Angelo e Simone, cresce l’angoscia dei parenti, gli interventi politici

Ferragosto d’angoscia per i familiari di Angelo e Simone, i 2 amici di Bobbio, reclusi in carcere in India dallo scorso mese di marzo.  I due giovani, che nel paese estero si trovavano in vacanza, sono accusati di detenzione di sostanze stupefacenti ai fini di spaccio, ma dal momento del fermo, sostenuti da parenti e amici in Italia, professano la loro innocenza.  " Non lasciatemi morire in India" ha scritto Angelo lo scorso 7 agosto al padre Giovanni Falcone, che da mesi cerca di sensibilizzare mondo politico e organi di informazione sulla vicenda.  Oggi dovrebbe essere fissato un nuovo incontro con il giudice, ma l’udienza-inizialmente prevista per il 24 luglio, è già stata spostata in più occasioni.  Nel frattempo l’onorevole di An Tommaso Foti ha inviato una nuova interrogazione al Ministero degli esteri.
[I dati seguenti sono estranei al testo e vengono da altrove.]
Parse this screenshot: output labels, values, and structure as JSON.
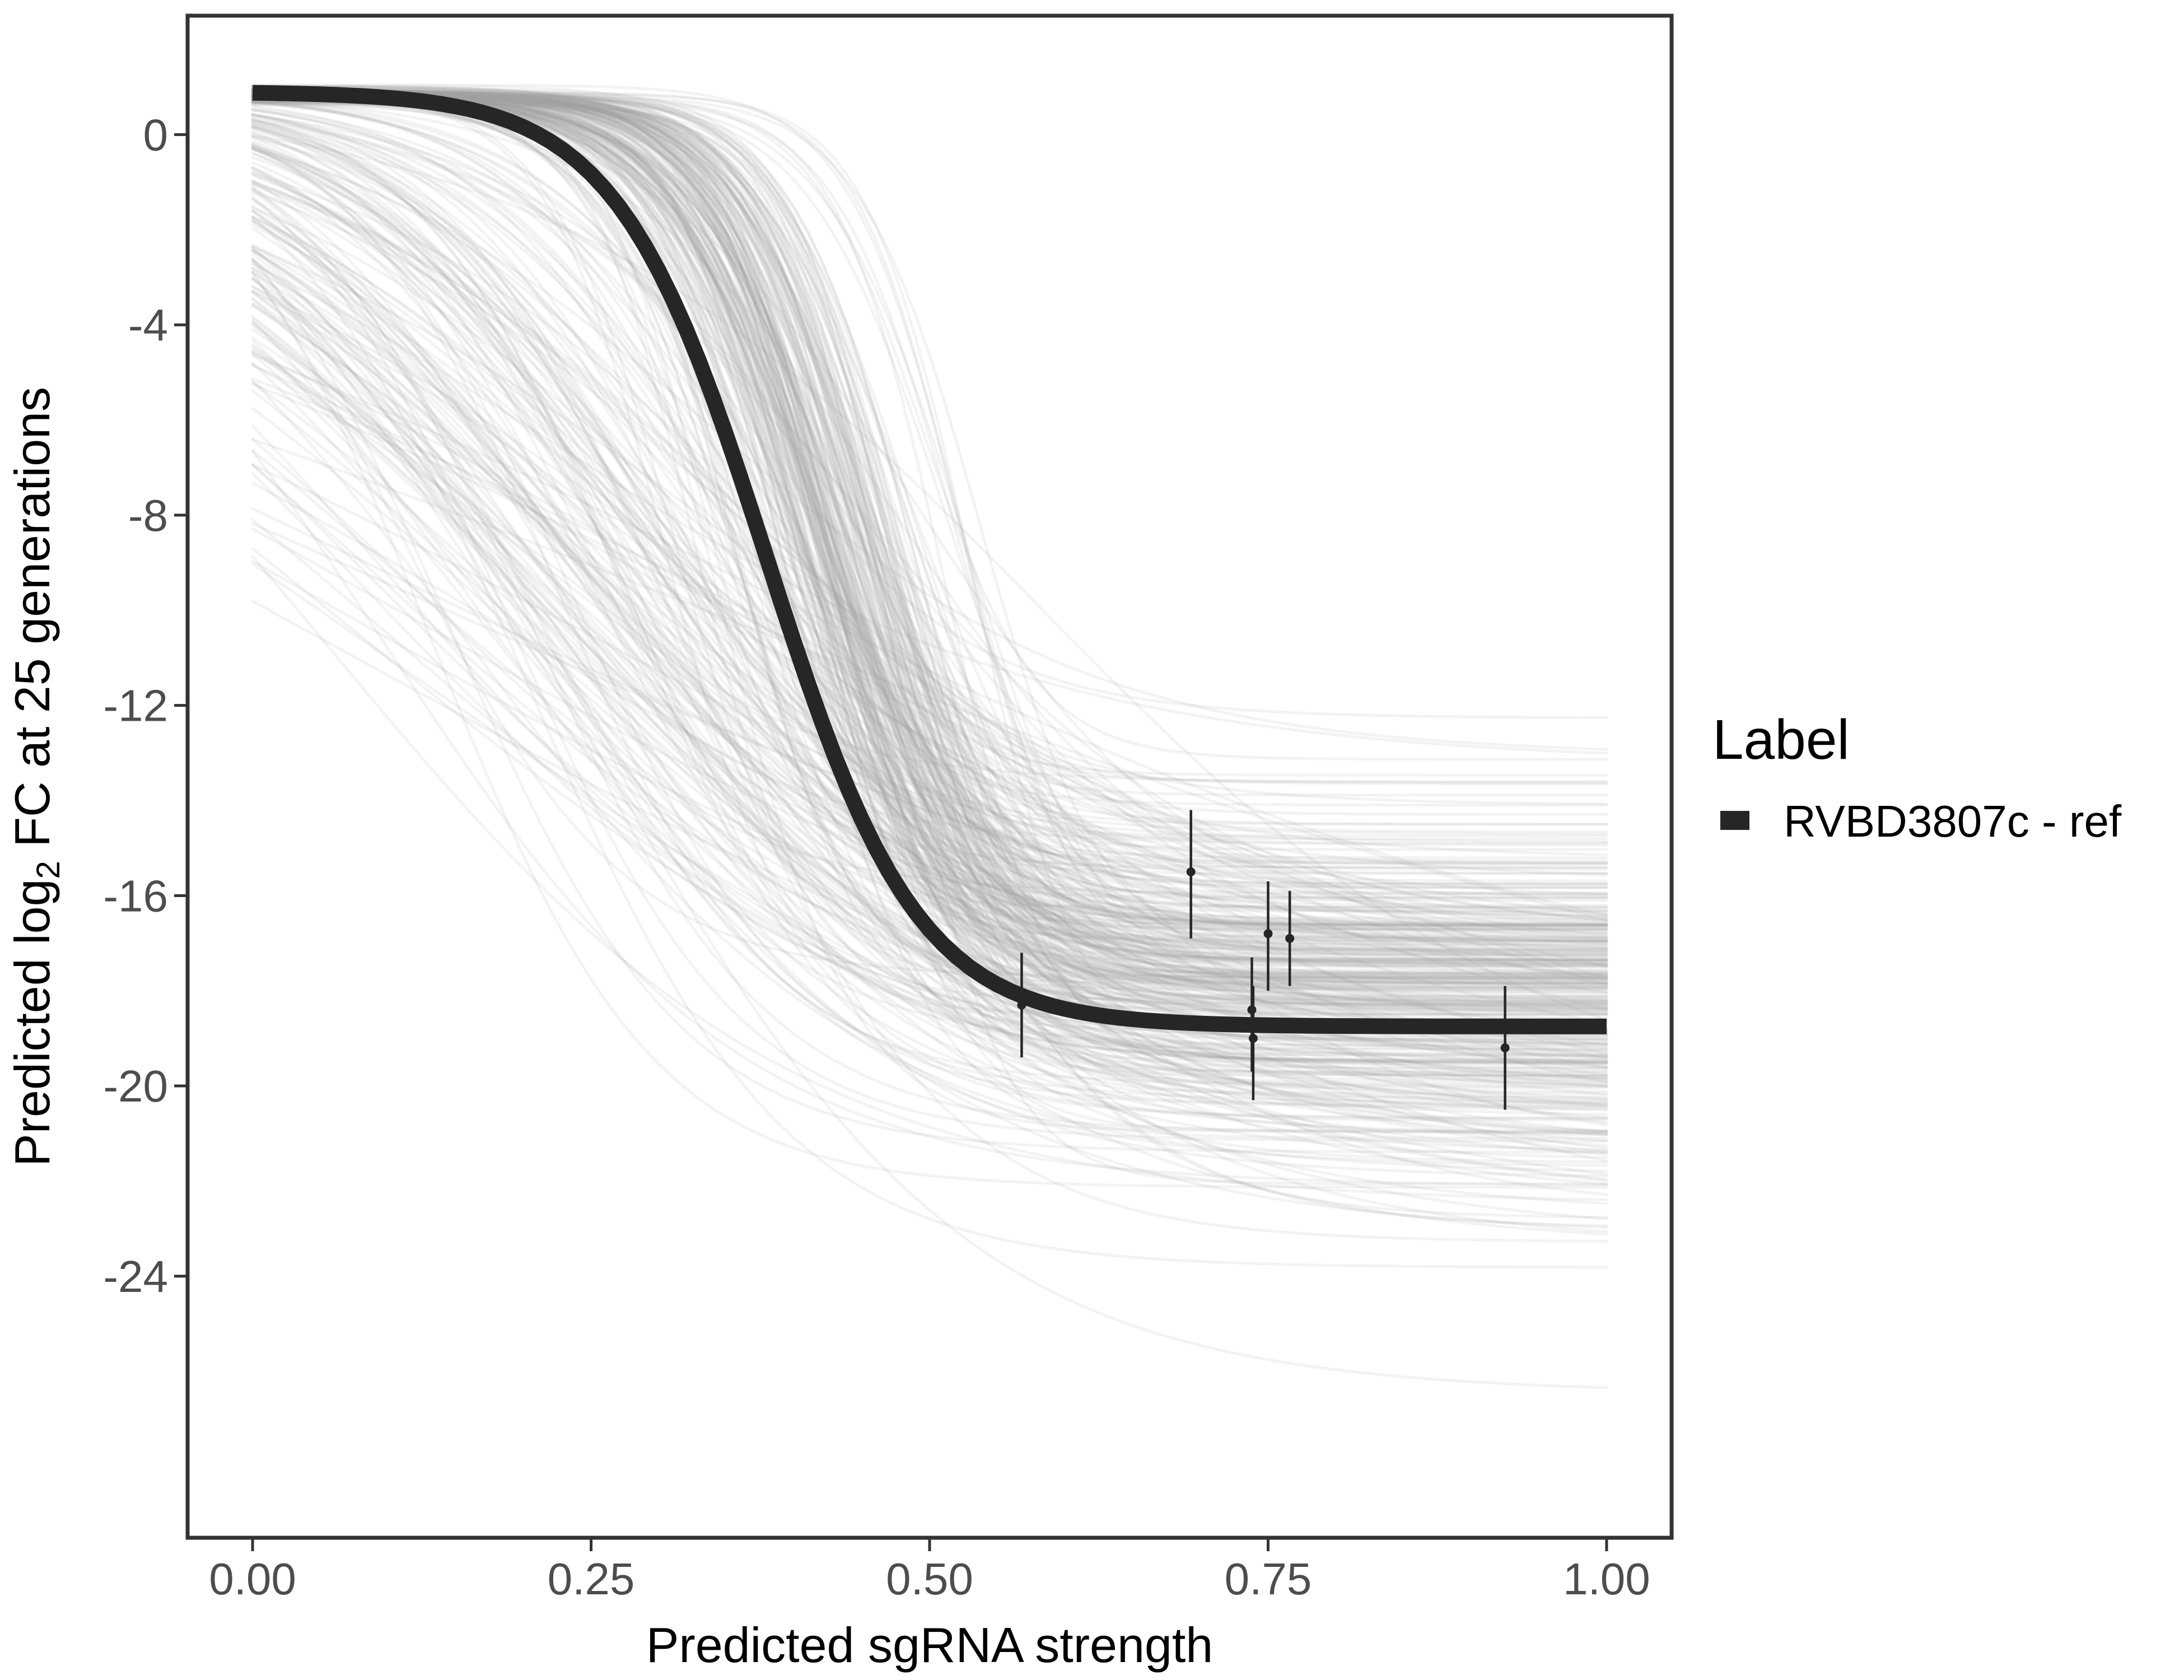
{
  "chart_data": {
    "type": "line",
    "title": "",
    "xlabel": "Predicted sgRNA strength",
    "ylabel": {
      "prefix": "Predicted ",
      "log_prefix": "log",
      "subscript": "2",
      "suffix": " FC at 25 generations"
    },
    "xlim": [
      -0.048,
      1.048
    ],
    "ylim": [
      -29.5,
      2.5
    ],
    "x_ticks": [
      0.0,
      0.25,
      0.5,
      0.75,
      1.0
    ],
    "x_tick_labels": [
      "0.00",
      "0.25",
      "0.50",
      "0.75",
      "1.00"
    ],
    "y_ticks": [
      0,
      -4,
      -8,
      -12,
      -16,
      -20,
      -24
    ],
    "y_tick_labels": [
      "0",
      "-4",
      "-8",
      "-12",
      "-16",
      "-20",
      "-24"
    ],
    "grid": false,
    "legend": {
      "title": "Label",
      "position": "right",
      "entries": [
        {
          "label": "RVBD3807c - ref",
          "color": "#262626"
        }
      ]
    },
    "main_curve": {
      "name": "RVBD3807c - ref",
      "color": "#262626",
      "model": "logistic",
      "upper": 0.9,
      "lower": -18.75,
      "midpoint": 0.38,
      "slope": 18
    },
    "posterior_draws": {
      "color": "#a6a6a6",
      "count": 400,
      "description": "posterior draws of the logistic dose-response curve"
    },
    "points": [
      {
        "x": 0.568,
        "y": -18.3,
        "ymin": -19.4,
        "ymax": -17.2
      },
      {
        "x": 0.693,
        "y": -15.5,
        "ymin": -16.9,
        "ymax": -14.2
      },
      {
        "x": 0.738,
        "y": -18.4,
        "ymin": -19.7,
        "ymax": -17.3
      },
      {
        "x": 0.739,
        "y": -19.0,
        "ymin": -20.3,
        "ymax": -17.9
      },
      {
        "x": 0.75,
        "y": -16.8,
        "ymin": -18.0,
        "ymax": -15.7
      },
      {
        "x": 0.766,
        "y": -16.9,
        "ymin": -17.9,
        "ymax": -15.9
      },
      {
        "x": 0.925,
        "y": -19.2,
        "ymin": -20.5,
        "ymax": -17.9
      }
    ],
    "colors": {
      "axis_frame": "#333333",
      "tick_text": "#4d4d4d",
      "point": "#262626"
    }
  }
}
Foti definisce la vicenda "incredibile per le scarse garanzie offerte ai due connazionali in occasione della formulazione dell’accusa e per il possibile esito del processo".Per Carlo Bovi, segretario del circolo del Prc della Val Trebbia ,al quale è iscritto Simone, uno dei 2 ragazzi piacentini detenuti in India,  "la situazione è molto complessa, ma a livello nazionale il ministero degli esteri poteva fare di più ".